I know that a particle can have an orbital momentum and a spin which is intrinsic to the particle and doesn’t really have to do with the particle spinning. But can particles have an additional momentum due to its “actual” spin? Can a particle spin in the first place? And if so, what are the consequences of this motion?
Here is some perspective which may help.
We know that if a macroscopically-sized and charged object is physically spinning, it will exhibit a magnetic moment. Experiments demonstrate that the electron actually possesses a magnetic moment, but other experiments demonstrate that as near as can be determined, the electron is a point that has no diameter. So, if it has a magnetic moment but has no diameter, then what exactly is doing the "spinning" in the case of an electron?
Years ago, the physicists studying this did a calculation in which they plugged into the equation for the magnetic moment the known value for that of an electron, its charge, and a reasonable guess for its diameter (based on an experimental upper bound) and discovered that to produce the measured value for its magnetic moment, the electron would have to be spinning so fast that at its "equator", it would be moving much faster than the speed of light.

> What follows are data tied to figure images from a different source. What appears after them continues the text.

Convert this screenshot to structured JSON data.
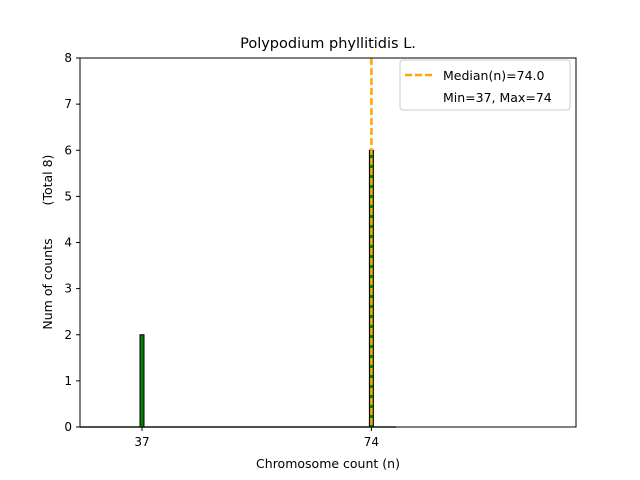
{
  "chart_data": {
    "type": "bar",
    "title": "Polypodium phyllitidis L.",
    "xlabel": "Chromosome count (n)",
    "ylabel": "Num of counts",
    "ylabel_total": "(Total 8)",
    "xlim": [
      27,
      107
    ],
    "ylim": [
      0,
      8
    ],
    "x_ticks": [
      37,
      74
    ],
    "y_ticks": [
      0,
      1,
      2,
      3,
      4,
      5,
      6,
      7,
      8
    ],
    "grid": false,
    "legend_position": "top-right",
    "bars": [
      {
        "x": 37,
        "value": 2
      },
      {
        "x": 74,
        "value": 6
      }
    ],
    "median": 74.0,
    "legend": {
      "median_label": "Median(n)=74.0",
      "range_label": "Min=37, Max=74"
    },
    "colors": {
      "bar_fill": "#008000",
      "bar_edge": "#000000",
      "median_line": "#ffa500",
      "axes": "#000000"
    }
  }
}
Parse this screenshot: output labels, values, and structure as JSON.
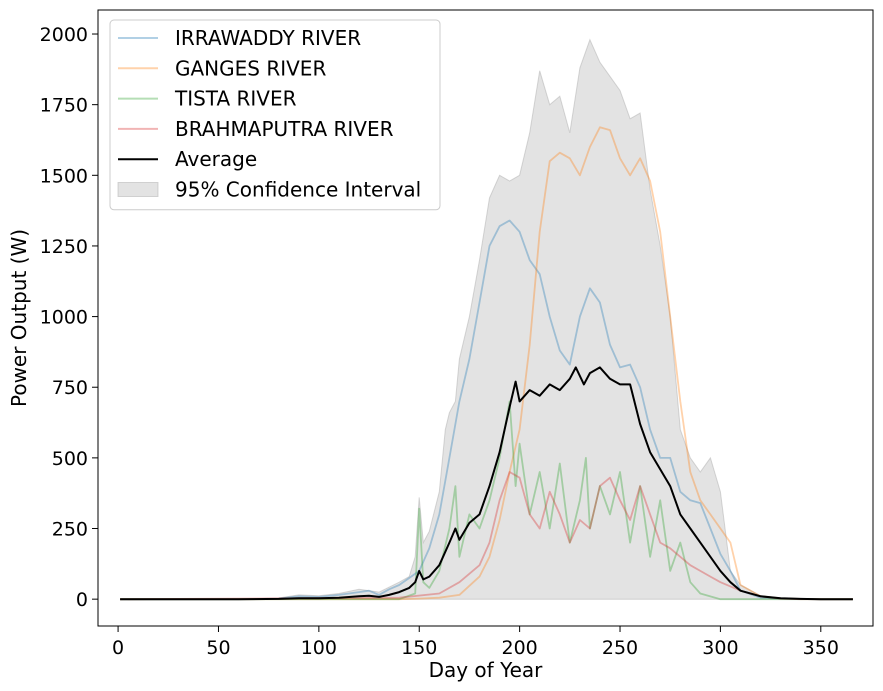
{
  "chart_data": {
    "type": "line",
    "title": "",
    "xlabel": "Day of Year",
    "ylabel": "Power Output (W)",
    "xlim": [
      -10,
      376
    ],
    "ylim": [
      -95,
      2085
    ],
    "xticks": [
      0,
      50,
      100,
      150,
      200,
      250,
      300,
      350
    ],
    "yticks": [
      0,
      250,
      500,
      750,
      1000,
      1250,
      1500,
      1750,
      2000
    ],
    "grid": false,
    "legend_position": "top-left",
    "colors": {
      "IRRAWADDY RIVER": "#1f77b4",
      "GANGES RIVER": "#ff7f0e",
      "TISTA RIVER": "#2ca02c",
      "BRAHMAPUTRA RIVER": "#d62728",
      "Average": "#000000",
      "band": "#b0b0b0"
    },
    "series": [
      {
        "name": "IRRAWADDY RIVER",
        "x": [
          1,
          60,
          80,
          90,
          100,
          110,
          120,
          125,
          130,
          135,
          140,
          145,
          150,
          155,
          160,
          165,
          170,
          175,
          180,
          185,
          190,
          195,
          200,
          205,
          210,
          215,
          220,
          225,
          230,
          235,
          240,
          245,
          250,
          255,
          260,
          265,
          270,
          275,
          280,
          285,
          290,
          295,
          300,
          305,
          310,
          320,
          330,
          340,
          350,
          366
        ],
        "y": [
          0,
          0,
          2,
          10,
          8,
          15,
          25,
          30,
          15,
          35,
          50,
          75,
          100,
          180,
          300,
          500,
          700,
          850,
          1050,
          1250,
          1320,
          1340,
          1300,
          1200,
          1150,
          1000,
          880,
          830,
          1000,
          1100,
          1050,
          900,
          820,
          830,
          750,
          600,
          500,
          500,
          380,
          350,
          340,
          250,
          160,
          100,
          30,
          5,
          2,
          1,
          0,
          0
        ]
      },
      {
        "name": "GANGES RIVER",
        "x": [
          1,
          140,
          150,
          160,
          170,
          180,
          185,
          190,
          195,
          200,
          205,
          210,
          215,
          220,
          225,
          230,
          235,
          240,
          245,
          250,
          255,
          260,
          265,
          270,
          275,
          280,
          285,
          290,
          295,
          300,
          305,
          310,
          320,
          330,
          340,
          350,
          366
        ],
        "y": [
          0,
          0,
          2,
          5,
          15,
          80,
          150,
          280,
          450,
          600,
          900,
          1300,
          1550,
          1580,
          1560,
          1500,
          1600,
          1670,
          1660,
          1560,
          1500,
          1560,
          1480,
          1300,
          1000,
          700,
          450,
          350,
          300,
          250,
          200,
          50,
          10,
          3,
          1,
          0,
          0
        ]
      },
      {
        "name": "TISTA RIVER",
        "x": [
          1,
          140,
          148,
          150,
          152,
          155,
          160,
          165,
          168,
          170,
          175,
          180,
          185,
          190,
          195,
          198,
          200,
          205,
          210,
          215,
          220,
          225,
          230,
          233,
          235,
          240,
          245,
          250,
          255,
          260,
          265,
          270,
          275,
          280,
          285,
          290,
          300,
          310,
          366
        ],
        "y": [
          0,
          0,
          20,
          320,
          60,
          40,
          100,
          250,
          400,
          150,
          300,
          250,
          350,
          500,
          700,
          400,
          550,
          300,
          450,
          250,
          480,
          200,
          350,
          500,
          250,
          400,
          300,
          450,
          200,
          400,
          150,
          350,
          100,
          200,
          60,
          20,
          0,
          0,
          0
        ]
      },
      {
        "name": "BRAHMAPUTRA RIVER",
        "x": [
          1,
          140,
          160,
          170,
          180,
          185,
          190,
          195,
          200,
          205,
          210,
          215,
          220,
          225,
          230,
          235,
          240,
          245,
          250,
          255,
          260,
          265,
          270,
          275,
          280,
          285,
          290,
          295,
          300,
          310,
          320,
          330,
          340,
          366
        ],
        "y": [
          0,
          5,
          20,
          60,
          120,
          200,
          350,
          450,
          430,
          300,
          250,
          380,
          300,
          200,
          280,
          250,
          400,
          430,
          350,
          280,
          400,
          300,
          200,
          180,
          150,
          120,
          100,
          80,
          60,
          30,
          10,
          2,
          0,
          0
        ]
      },
      {
        "name": "Average",
        "x": [
          1,
          60,
          80,
          90,
          100,
          110,
          120,
          125,
          130,
          135,
          140,
          145,
          148,
          150,
          152,
          155,
          160,
          165,
          168,
          170,
          175,
          180,
          185,
          190,
          195,
          198,
          200,
          205,
          210,
          215,
          220,
          225,
          228,
          232,
          235,
          240,
          245,
          250,
          255,
          260,
          265,
          270,
          275,
          280,
          285,
          290,
          295,
          300,
          305,
          310,
          320,
          330,
          340,
          350,
          366
        ],
        "y": [
          0,
          0,
          1,
          3,
          3,
          5,
          10,
          12,
          8,
          15,
          25,
          40,
          60,
          100,
          70,
          80,
          120,
          200,
          250,
          210,
          270,
          300,
          400,
          520,
          680,
          770,
          700,
          740,
          720,
          760,
          740,
          780,
          820,
          760,
          800,
          820,
          780,
          760,
          760,
          620,
          520,
          460,
          400,
          300,
          250,
          200,
          150,
          100,
          60,
          30,
          10,
          3,
          1,
          0,
          0
        ]
      }
    ],
    "confidence_interval": {
      "name": "95% Confidence Interval",
      "x": [
        1,
        60,
        80,
        90,
        100,
        110,
        120,
        130,
        140,
        145,
        148,
        150,
        152,
        155,
        160,
        163,
        165,
        168,
        170,
        175,
        180,
        185,
        190,
        195,
        200,
        205,
        210,
        215,
        220,
        225,
        230,
        235,
        240,
        245,
        250,
        255,
        260,
        265,
        270,
        275,
        280,
        285,
        290,
        295,
        300,
        305,
        310,
        320,
        330,
        340,
        350,
        366
      ],
      "lower": [
        0,
        0,
        0,
        0,
        0,
        0,
        0,
        0,
        0,
        0,
        0,
        0,
        0,
        0,
        0,
        0,
        0,
        0,
        0,
        0,
        0,
        0,
        0,
        0,
        0,
        0,
        0,
        0,
        0,
        0,
        0,
        0,
        0,
        0,
        0,
        0,
        0,
        0,
        0,
        0,
        0,
        0,
        0,
        0,
        0,
        0,
        0,
        0,
        0,
        0,
        0,
        0
      ],
      "upper": [
        0,
        0,
        4,
        15,
        12,
        20,
        35,
        25,
        60,
        80,
        150,
        360,
        200,
        240,
        380,
        600,
        660,
        700,
        850,
        1000,
        1200,
        1420,
        1500,
        1480,
        1500,
        1650,
        1870,
        1750,
        1780,
        1650,
        1880,
        1980,
        1900,
        1850,
        1800,
        1700,
        1720,
        1450,
        1250,
        1000,
        600,
        500,
        450,
        500,
        380,
        100,
        50,
        12,
        4,
        2,
        0,
        0
      ]
    }
  }
}
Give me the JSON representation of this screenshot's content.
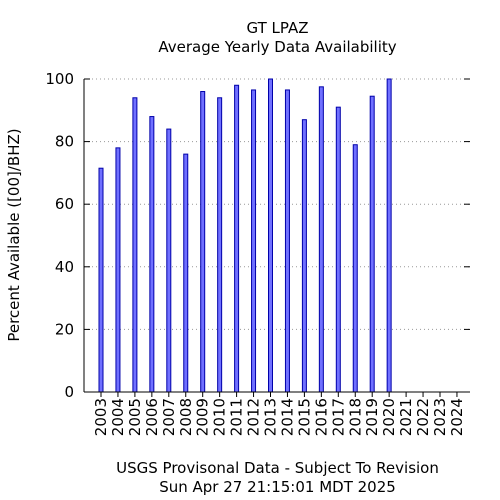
{
  "header": {
    "title": "GT LPAZ",
    "subtitle": "Average Yearly Data Availability"
  },
  "footer": {
    "line1": "USGS Provisonal Data - Subject To Revision",
    "line2": "Sun Apr 27 21:15:01 MDT 2025"
  },
  "colors": {
    "bar_fill": "#7070ff",
    "bar_stroke": "#0000aa",
    "grid": "#999999",
    "axis": "#000000"
  },
  "chart_data": {
    "type": "bar",
    "title": "GT LPAZ",
    "subtitle": "Average Yearly Data Availability",
    "ylabel": "Percent Available ([00]/BHZ)",
    "xlabel": "",
    "ylim": [
      0,
      100
    ],
    "yticks": [
      0,
      20,
      40,
      60,
      80,
      100
    ],
    "grid": "horizontal dotted",
    "categories": [
      "2003",
      "2004",
      "2005",
      "2006",
      "2007",
      "2008",
      "2009",
      "2010",
      "2011",
      "2012",
      "2013",
      "2014",
      "2015",
      "2016",
      "2017",
      "2018",
      "2019",
      "2020",
      "2021",
      "2022",
      "2023",
      "2024"
    ],
    "values": [
      71.5,
      78,
      94,
      88,
      84,
      76,
      96,
      94,
      98,
      96.5,
      100,
      96.5,
      87,
      97.5,
      91,
      79,
      94.5,
      100,
      null,
      null,
      null,
      null
    ]
  }
}
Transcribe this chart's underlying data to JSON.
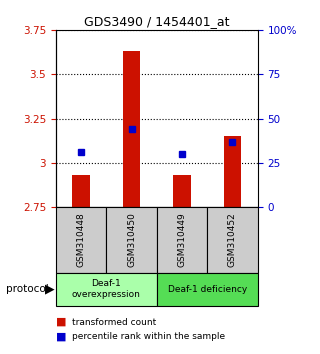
{
  "title": "GDS3490 / 1454401_at",
  "samples": [
    "GSM310448",
    "GSM310450",
    "GSM310449",
    "GSM310452"
  ],
  "bar_values": [
    2.93,
    3.63,
    2.93,
    3.15
  ],
  "bar_base": 2.75,
  "percentile_values": [
    3.06,
    3.19,
    3.05,
    3.12
  ],
  "bar_color": "#cc1100",
  "percentile_color": "#0000cc",
  "ylim_left": [
    2.75,
    3.75
  ],
  "ylim_right": [
    0,
    100
  ],
  "yticks_left": [
    2.75,
    3.0,
    3.25,
    3.5,
    3.75
  ],
  "yticks_right": [
    0,
    25,
    50,
    75,
    100
  ],
  "ytick_labels_left": [
    "2.75",
    "3",
    "3.25",
    "3.5",
    "3.75"
  ],
  "ytick_labels_right": [
    "0",
    "25",
    "50",
    "75",
    "100%"
  ],
  "hgrid_at": [
    3.0,
    3.25,
    3.5,
    3.75
  ],
  "groups": [
    {
      "label": "Deaf-1\noverexpression",
      "color": "#aaffaa"
    },
    {
      "label": "Deaf-1 deficiency",
      "color": "#55dd55"
    }
  ],
  "protocol_label": "protocol",
  "legend_bar_label": "transformed count",
  "legend_pct_label": "percentile rank within the sample",
  "bar_width": 0.35,
  "background_color": "#ffffff",
  "plot_bg": "#ffffff",
  "left_tick_color": "#cc1100",
  "right_tick_color": "#0000cc",
  "sample_box_color": "#cccccc"
}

This meant that the classical concept of "spin" for big objects fundamentally did not hold for something like an electron, and that it was not useful to imagine that a point particle was physically "spinning" around its central axis.
So there you are: the electron presents us with a magnetic moment, suggesting it is revolving- while at the same time it has no diameter, and even if it did, there's no way for it to generate that moment without violating special relativity.
Welcome to the world of quantum mechanics!
My question is: can a particle actually spin? Like, classical spinning.
Two answers: no and nooooooooo :).
First off, we don't have accurate measurements of the size, if it actually has any, of an electron, for example.
All of the properties we give elementary particles are chosen to make sense when scaled up to the classical world, but they are analogies, we really don't know what exists, if anything, at the tiniest scales.
What you are asking is really a philosophical question, in my opinion, because physically/experimentally we can't measure below a certain scale.
So I can't say for sure that there isn't a minute "thing" spinning, despite my silly comment at the top, but what an electron "is" and how it behaves. seems much more likely to have a more subtle answer than anything remotely classical.
Virtual and Real Particles is a good read for how a particle is described in quantum field theory.
If we aren’t sure that particles are of finite size, then how could scientist show that the particle wasn’t actually spinning? Even at really high rotations (but still slower than the speed of the light) wouldn’t the magnetic moment be measurably high?
We can't be absolutely sure that it isn't spinning, but classical spinning wouldn't explain the behaviour of an electron, in any event.
All we can say with certainty is that we do not have a mechanical model of the electron. Its size appears smaller than can be detected and then there is the half integer value. This makes it hard to represent it by a small spinning object. If we do, we need it to spin so fast that its outer parts move at near light speed, with a large gamma value. The point is that relativity is not the issue. Dynamically electron spin is like any, quantized, angular momentum.